Life as an expat in the Japanese second city of Osaka

Life as an expat in the Japanese second city of Osaka

Life as an expat in the Japanese second city of Osaka

For expats, there’s more to Japan than the overwhelming magic of Tokyo, with its second city Osaka known for its history and heritage as well as for its opportunities for expat professionals.

There’s no doubt that iconic Tokyo is one of the world’s most amazing cities, but Japan’s second city of Osaka has everything to offer to expatriates. Traditionally famous in Japan for its business and money-making opportunities, its proud heritage and the depth of its commercial roots make it an exciting choice for adventurous foreign professionals. For incomers fascinated by Japan’s earlier history, Osaka is just a short train ride from Kyoto with its stunning temples and ancient traditions.

It’s true that the majority of expats choose or are reassigned to Tokyo, as the city is strong on job opportunities and is stunningly cosmopolitan whilst retaining its unique historic links, but Osaka is decidedly different due to its ‘personality’ as an historic centre for commerce and business. One Japanese saying equates Tokyo with bureaucrats and politicians whilst Osaka is home to gangsters and merchants, but Japan’s second city is also known for its natural energy and its welcome to expats from all corners of the world.

One downside for those considering the city is its cost of living – high even by Japanese standards and considered more expensive than London. However, as with many worldwide destinations, living like a local can mean considerable savings as well as a totally different expat experience. One way to save money on taxis is to make use of the city’s iconic canal network and its free public riverboat transportation system. At night, the canal’s neon lights give a mysterious glow to their surroundings.

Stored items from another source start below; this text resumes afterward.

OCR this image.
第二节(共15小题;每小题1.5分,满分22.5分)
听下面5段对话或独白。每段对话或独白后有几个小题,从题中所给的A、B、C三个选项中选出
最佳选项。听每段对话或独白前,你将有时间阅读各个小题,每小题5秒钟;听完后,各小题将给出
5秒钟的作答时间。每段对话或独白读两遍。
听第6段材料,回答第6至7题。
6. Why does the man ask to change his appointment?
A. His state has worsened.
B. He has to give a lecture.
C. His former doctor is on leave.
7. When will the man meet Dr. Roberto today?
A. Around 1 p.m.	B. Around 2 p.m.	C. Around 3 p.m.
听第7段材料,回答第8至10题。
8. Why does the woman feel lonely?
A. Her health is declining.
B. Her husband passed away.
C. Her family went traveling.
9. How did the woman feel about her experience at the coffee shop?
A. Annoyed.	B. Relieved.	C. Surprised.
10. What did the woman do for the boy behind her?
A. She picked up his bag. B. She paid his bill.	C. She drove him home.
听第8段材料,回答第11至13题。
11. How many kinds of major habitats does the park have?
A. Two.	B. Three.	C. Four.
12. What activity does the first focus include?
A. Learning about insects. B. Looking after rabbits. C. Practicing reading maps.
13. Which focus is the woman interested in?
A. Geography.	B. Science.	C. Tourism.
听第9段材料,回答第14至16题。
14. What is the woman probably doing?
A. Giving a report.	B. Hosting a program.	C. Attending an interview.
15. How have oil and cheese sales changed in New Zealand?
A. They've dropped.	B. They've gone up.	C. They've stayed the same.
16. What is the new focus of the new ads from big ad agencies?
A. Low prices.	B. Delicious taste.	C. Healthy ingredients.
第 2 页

A favourite with Japanese IT manufacturers, Osaka’s historically influential profile is adorned by major international events including the G20 Summit and the upcoming 2025 World Expo. Playing host to major events is one of the city’s strengths, although historic buildings and examples of Japan’s unique, ancient culture are thin on the ground. Even Osaka Castle, set at the city’s heart, isn’t the original as it was rebuilt from a ruin in 1931, the last of many reconstructions of the 16th century classic Japanese fort.